To title myself, I would say I’m Pagan (NY Times opinion). I’m a witch (Witchcraft and Witches). I’m not Wiccan (Learn Religions), but we share similar ideologies. The five-point star (Patheos) is my symbol of faith. The five points represents the four elements (earth, air, fire, water) and spirit (self). It is where I pull my resources when I need healing and direction. When I pray to God, I speak to Him through song and discussion as I worship the land He created. I find my power of prayer and manifestation in the breeze as the leaves dance and fall from the tree in the early fall season. I find peace and grounding energy as I walk barefoot in the soil or bathe nude in a natural waterfall. The cycle of the moon is where I find routine and wisdom for my own menstrual cycle (Nylon). The practices and rituals I conducted have been done as a solo practitioner. I do not share my magic or my practice. My skills and tools will be shared with many people as I continue this journey and publish this piece, but I practice my witchcraft alone. As a mom, there will be a shared worship and practice with my children and the father of those children. I know this. I will go through training or ritual or cultural practice routine that will strengthen the witch within me. Honestly, I don’t know if I can take on another title of religious practices, but that isn’t to say I can’t respect and honor the practice. That’s where the sacredness of my adult life is. It’s the sacredness of orgasm, creation, manifestation, and prayer. It’s the sacredness of spirit. Sacredness is in a child’s giggle, a young man’s tears, and an elder’s voice. You will find sacredness in silence, meditation, and consistent eye contact.

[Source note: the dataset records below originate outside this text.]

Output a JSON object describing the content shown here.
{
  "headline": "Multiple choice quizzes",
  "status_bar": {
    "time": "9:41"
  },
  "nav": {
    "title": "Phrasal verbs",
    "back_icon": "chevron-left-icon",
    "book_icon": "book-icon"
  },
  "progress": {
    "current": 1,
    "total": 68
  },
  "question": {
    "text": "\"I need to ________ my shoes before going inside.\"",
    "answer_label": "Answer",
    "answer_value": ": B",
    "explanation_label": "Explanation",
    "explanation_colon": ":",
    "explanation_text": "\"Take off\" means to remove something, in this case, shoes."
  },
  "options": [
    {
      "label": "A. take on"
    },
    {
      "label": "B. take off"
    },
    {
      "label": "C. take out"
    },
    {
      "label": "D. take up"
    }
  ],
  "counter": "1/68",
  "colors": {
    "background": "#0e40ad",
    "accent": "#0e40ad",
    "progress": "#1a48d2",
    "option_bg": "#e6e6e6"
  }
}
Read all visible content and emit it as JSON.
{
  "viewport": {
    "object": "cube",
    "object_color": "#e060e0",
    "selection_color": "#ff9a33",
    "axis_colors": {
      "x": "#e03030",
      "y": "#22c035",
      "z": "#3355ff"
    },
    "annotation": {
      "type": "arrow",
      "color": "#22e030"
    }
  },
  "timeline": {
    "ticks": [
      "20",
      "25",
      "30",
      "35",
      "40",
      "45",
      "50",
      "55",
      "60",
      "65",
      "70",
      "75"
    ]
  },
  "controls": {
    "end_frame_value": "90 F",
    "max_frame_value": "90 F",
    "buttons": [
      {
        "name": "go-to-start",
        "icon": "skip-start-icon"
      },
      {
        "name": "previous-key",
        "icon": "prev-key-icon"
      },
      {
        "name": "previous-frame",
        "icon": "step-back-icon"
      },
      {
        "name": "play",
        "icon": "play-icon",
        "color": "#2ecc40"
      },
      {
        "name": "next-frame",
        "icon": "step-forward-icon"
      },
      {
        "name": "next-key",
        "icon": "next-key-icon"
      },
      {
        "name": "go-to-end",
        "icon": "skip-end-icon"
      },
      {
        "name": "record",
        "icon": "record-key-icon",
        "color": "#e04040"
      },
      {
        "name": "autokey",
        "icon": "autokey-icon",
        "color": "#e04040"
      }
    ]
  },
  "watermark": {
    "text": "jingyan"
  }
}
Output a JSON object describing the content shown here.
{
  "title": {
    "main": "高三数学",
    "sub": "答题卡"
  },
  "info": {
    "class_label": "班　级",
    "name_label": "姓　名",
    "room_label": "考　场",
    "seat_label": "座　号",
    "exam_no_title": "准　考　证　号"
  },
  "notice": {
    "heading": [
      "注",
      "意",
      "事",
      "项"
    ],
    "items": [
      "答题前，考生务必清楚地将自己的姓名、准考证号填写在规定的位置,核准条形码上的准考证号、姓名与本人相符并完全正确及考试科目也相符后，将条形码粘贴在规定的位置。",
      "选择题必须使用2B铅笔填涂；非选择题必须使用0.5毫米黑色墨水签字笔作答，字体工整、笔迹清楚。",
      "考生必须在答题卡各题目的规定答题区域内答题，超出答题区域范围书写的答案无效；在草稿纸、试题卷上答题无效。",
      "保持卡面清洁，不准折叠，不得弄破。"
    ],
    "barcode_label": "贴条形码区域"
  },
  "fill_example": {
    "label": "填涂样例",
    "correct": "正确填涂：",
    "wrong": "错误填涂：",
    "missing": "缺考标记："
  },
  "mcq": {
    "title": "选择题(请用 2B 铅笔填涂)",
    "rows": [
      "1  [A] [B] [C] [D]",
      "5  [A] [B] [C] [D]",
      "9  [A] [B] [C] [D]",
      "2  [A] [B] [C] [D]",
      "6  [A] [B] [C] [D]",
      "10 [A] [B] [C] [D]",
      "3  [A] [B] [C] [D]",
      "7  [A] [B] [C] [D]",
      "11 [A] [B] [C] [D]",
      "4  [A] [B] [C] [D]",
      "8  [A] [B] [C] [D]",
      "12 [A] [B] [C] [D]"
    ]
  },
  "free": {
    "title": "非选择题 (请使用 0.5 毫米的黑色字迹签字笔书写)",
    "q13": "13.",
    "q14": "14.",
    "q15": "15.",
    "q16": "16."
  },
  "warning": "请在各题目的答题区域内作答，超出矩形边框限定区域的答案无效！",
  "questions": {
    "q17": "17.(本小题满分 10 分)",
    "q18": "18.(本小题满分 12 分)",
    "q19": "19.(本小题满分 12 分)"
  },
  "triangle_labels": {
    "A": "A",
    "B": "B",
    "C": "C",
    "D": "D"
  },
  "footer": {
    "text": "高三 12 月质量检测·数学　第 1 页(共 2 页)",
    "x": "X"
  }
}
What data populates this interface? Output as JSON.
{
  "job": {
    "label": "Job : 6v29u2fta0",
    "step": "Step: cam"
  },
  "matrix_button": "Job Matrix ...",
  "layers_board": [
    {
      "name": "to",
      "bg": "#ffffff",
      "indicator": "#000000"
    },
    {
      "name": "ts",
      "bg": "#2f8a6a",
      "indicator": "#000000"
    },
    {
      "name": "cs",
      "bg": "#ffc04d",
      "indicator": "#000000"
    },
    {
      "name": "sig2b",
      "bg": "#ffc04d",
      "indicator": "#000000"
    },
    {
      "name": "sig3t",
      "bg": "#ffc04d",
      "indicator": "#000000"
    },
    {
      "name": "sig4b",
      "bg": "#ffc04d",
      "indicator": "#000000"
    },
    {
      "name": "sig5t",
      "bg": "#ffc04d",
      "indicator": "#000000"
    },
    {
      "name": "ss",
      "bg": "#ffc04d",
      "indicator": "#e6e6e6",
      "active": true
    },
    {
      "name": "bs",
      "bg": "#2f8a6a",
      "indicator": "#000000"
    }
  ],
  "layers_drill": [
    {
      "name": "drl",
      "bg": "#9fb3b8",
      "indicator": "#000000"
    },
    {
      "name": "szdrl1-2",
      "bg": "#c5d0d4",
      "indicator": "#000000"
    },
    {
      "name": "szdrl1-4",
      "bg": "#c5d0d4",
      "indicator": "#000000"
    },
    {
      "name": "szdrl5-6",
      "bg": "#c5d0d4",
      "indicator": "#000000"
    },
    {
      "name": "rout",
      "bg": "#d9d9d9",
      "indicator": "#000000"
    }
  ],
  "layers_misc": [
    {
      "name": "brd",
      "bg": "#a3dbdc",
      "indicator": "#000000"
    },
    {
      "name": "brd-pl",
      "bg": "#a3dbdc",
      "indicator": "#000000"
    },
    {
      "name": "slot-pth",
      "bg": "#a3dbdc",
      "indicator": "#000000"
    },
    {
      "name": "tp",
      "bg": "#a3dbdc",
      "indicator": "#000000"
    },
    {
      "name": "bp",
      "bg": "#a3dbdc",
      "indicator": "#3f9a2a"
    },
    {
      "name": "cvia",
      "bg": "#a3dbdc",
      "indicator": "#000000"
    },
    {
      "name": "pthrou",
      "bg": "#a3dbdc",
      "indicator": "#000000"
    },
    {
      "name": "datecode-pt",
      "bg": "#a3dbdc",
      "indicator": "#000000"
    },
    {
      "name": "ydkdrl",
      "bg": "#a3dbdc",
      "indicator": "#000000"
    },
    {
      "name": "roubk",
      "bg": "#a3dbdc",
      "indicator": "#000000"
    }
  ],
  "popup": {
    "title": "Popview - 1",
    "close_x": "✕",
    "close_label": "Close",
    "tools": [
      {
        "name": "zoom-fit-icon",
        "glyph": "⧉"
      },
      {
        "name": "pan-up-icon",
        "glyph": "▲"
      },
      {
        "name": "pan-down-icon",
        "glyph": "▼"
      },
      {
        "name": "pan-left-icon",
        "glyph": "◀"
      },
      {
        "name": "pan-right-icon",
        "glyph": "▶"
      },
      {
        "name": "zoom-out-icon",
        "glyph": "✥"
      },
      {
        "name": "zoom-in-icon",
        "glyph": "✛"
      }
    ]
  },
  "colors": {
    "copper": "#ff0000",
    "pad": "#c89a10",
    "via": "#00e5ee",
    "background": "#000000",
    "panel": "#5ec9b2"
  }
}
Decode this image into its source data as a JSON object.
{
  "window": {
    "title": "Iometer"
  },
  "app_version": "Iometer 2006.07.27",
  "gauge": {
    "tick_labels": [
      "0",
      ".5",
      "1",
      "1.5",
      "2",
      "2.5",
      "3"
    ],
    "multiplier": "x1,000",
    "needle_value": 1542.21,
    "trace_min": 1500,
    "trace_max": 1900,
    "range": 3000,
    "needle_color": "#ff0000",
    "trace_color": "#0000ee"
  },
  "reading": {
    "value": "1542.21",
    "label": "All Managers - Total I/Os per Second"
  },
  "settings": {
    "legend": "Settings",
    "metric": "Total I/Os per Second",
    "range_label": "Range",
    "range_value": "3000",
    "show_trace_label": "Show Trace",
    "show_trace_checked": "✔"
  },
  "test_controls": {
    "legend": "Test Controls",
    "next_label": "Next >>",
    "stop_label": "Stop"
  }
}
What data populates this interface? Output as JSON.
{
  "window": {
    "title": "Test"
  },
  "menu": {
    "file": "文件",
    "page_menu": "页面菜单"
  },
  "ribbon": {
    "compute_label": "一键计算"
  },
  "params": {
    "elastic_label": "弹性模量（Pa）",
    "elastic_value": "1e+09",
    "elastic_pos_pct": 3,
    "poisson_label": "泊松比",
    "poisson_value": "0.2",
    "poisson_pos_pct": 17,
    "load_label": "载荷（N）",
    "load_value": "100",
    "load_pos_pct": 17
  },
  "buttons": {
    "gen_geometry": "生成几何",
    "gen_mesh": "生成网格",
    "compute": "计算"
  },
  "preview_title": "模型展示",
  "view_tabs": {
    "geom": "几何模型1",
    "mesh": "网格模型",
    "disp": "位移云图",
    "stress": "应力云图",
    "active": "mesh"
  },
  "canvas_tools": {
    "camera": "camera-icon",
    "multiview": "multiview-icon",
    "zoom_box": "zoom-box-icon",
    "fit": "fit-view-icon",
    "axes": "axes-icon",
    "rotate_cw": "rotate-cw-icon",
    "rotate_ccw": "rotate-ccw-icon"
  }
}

Writing #PaganScripture #JBwolfpack is
wrapped in layers of transitions and a savage wolf pack.
Writing No More Silence in the Church is
entangled with deep sexual abuse and God’s Will.
Writing Black Lives Matters is
mixed with a bitter-sweet knowledge of lived experience and study.
Sarah’s fairytale is engraved in the rocks. Morelia’s waters are flowing. Gregorian’s Gnome Dome is flourishing. Maeve’s wisdom is raising a pack of wolves. Creatures and critters are scurrying and birthing knowledge throughout the landscape and the more I dissect my truth, the more I find my heart center.